FIESTA: Fotografías de Manuel Ruiz Toribio

 

A pólvora, incienso, orín y flores. A fragancias frescas o añejas y a rostros recién afeitados. A sangre, vino sudado, nubes de azúcar mullido, encurtidos y churros. A noches de sardinas y chorizos plancha. Así huelen las fiestas, cada una con un olor que se adelanta al resto, pero que logra mezclarse con los demás al final del espectáculo.

Las fiestas son días especiales que nos sacan de la cotidianidad de las labores diarias, un estallido, a veces catártico, que vence la vergüenza y el pudor. Un rompimiento que nos aleja de la soledad. Las fiestas son parte esencial de la vida.

Al principio fue el sol, el agua o el fuego, elementos naturales que el humano veneró antes que las religiones colaran a sus ídolos y tergiversaran el sentido original de cada celebración. La escenificación de la muerte y la tortura sustituyó al placer carnal en plena primavera, el agradecimiento a la generosa lluvia que hizo crecer las cosechas se cambió por el fervor, y por el pago, a las benefactoras imágenes que curaban cuerpo y alma, y la ostentación pública de la “fe verdadera” llenó de chillidos los inviernos mientras se degollaban cerdos que llenaban las despensas cristianas y avisaban, como sirenas amenazantes, a sus vecinos infieles que rehusaban las viandas prohibidas que dictaba, cómo no, su libro sagrado.

Pero “la fiesta va por dentro” se dijo siempre, y saltarse imposiciones de un poder tan poco divertido ha sido una constante fiestera tan antigua como necesaria.

Raro es el que no festeja nada al cabo del año. Raros son los que no se divierten, se conmueven, se castigan o se emocionan ante lo que admiran o aman. Escasos son los que no se paran en la calle a escuchar el sonido armonioso de las bandas o el tosco tambor y la irritante corneta, pareja heredera de ejércitos en desuso.

La provincia de Ciudad Real cuenta con un repertorio festivo que va desde lo sagrado a lo mundano.
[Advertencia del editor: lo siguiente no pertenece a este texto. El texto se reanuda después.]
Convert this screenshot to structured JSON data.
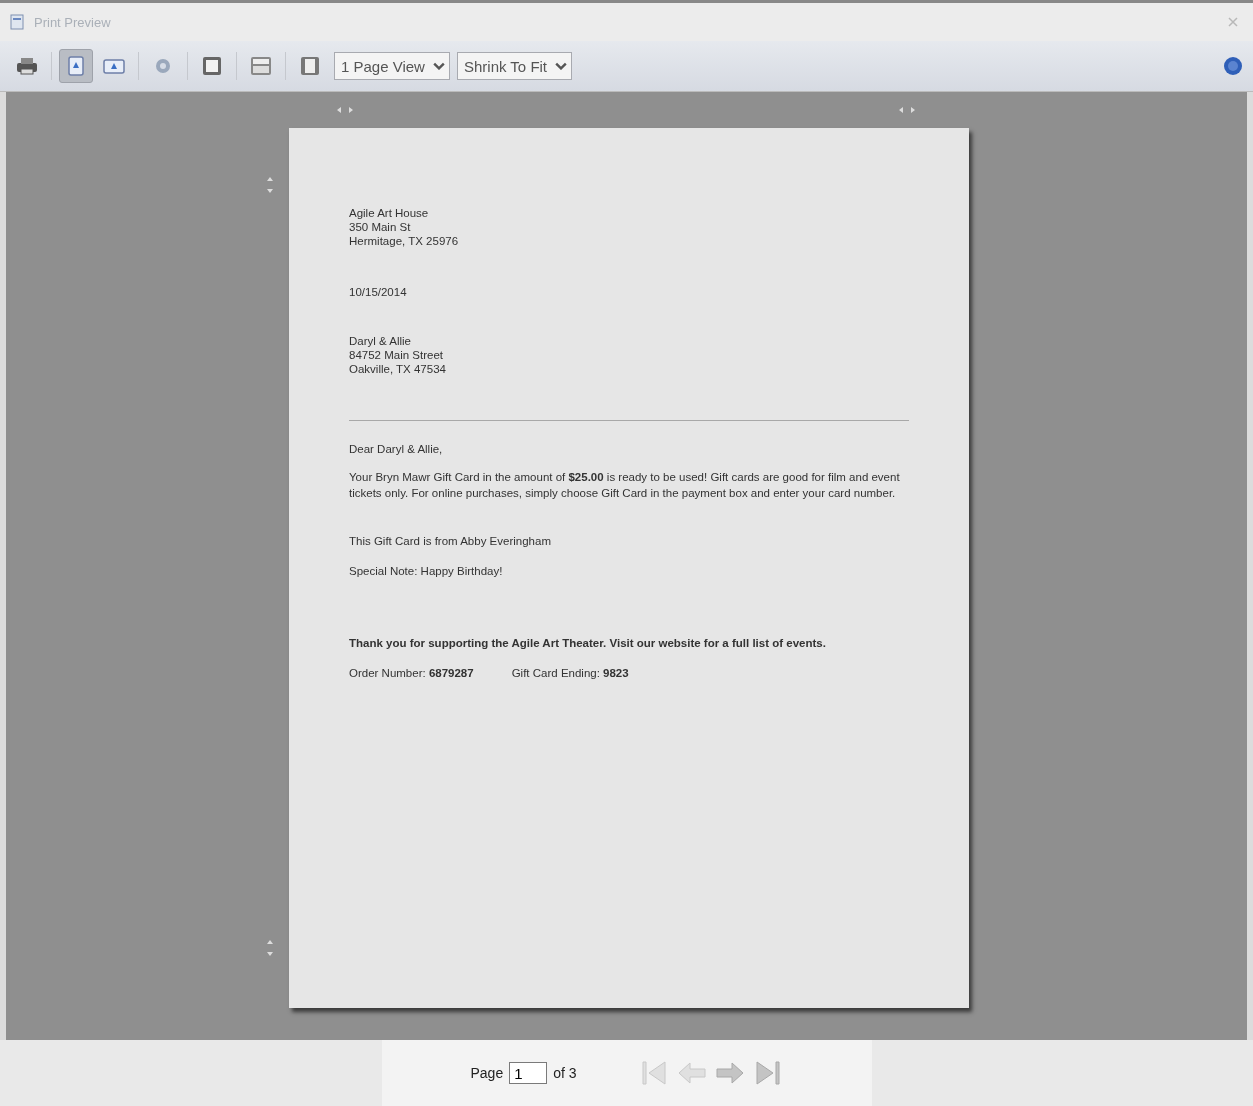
{
  "window": {
    "title": "Print Preview"
  },
  "toolbar": {
    "buttons": [
      {
        "kind": "print",
        "selected": false
      },
      {
        "kind": "portrait",
        "selected": true
      },
      {
        "kind": "landscape",
        "selected": false
      },
      {
        "kind": "options",
        "selected": false
      },
      {
        "kind": "margins",
        "selected": false
      },
      {
        "kind": "header",
        "selected": false
      },
      {
        "kind": "fullpage",
        "selected": false
      }
    ],
    "selects": [
      {
        "value": "1 Page View"
      },
      {
        "value": "Shrink To Fit"
      }
    ]
  },
  "letter": {
    "sender": [
      "Agile Art House",
      "350 Main St",
      "Hermitage, TX 25976"
    ],
    "date": "10/15/2014",
    "recipient": [
      "Daryl & Allie",
      "84752 Main Street",
      "Oakville, TX 47534"
    ],
    "greeting": "Dear Daryl & Allie,",
    "body": "Your Bryn Mawr Gift Card in the amount of **$25.00** is ready to be used! Gift cards are good for film and event tickets only. For online purchases, simply choose Gift Card in the payment box and enter your card number.",
    "from": "This Gift Card is from Abby Everingham",
    "note": "Special Note: Happy Birthday!",
    "thanks": "Thank you for supporting the Agile Art Theater. Visit our website for a full list of events.",
    "order": "Order Number: **6879287**",
    "card": "Gift Card Ending: **9823**"
  },
  "pager": {
    "label": "Page",
    "value": "1",
    "total": "of 3",
    "nav": [
      {
        "kind": "first",
        "disabled": true
      },
      {
        "kind": "prev",
        "disabled": true
      },
      {
        "kind": "next",
        "disabled": false
      },
      {
        "kind": "last",
        "disabled": false
      }
    ]
  }
}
Pequeñas fiestas que sobreviven al paso del tiempo y días sin rojo en los calendarios conforman un patrimonio inmaterial de siglos o improvisadas descargas con pocos años de vida. Tanto unas como otras pueden echarse a perder el día menos pensado por culpa de los desatinados programas turísticos, que convierten en productos vendibles la genuina cultura popular y reducen a monos de feria a sus paisanos.

Hagamos un parón de vez en cuando en nuestras tareas y vayamos en busca del sonido de los cohetes, de los cánticos desafinados, del jolgorio y los rezos colectivos. Conozcamos nuestro pasado a través de las fiestas que nos dejaron e inventémonos un presente fiestero que nos siga sacando del hastío. Cualquier día puede ser fiesta, nuestra fiesta. No dejemos que nos las impongan.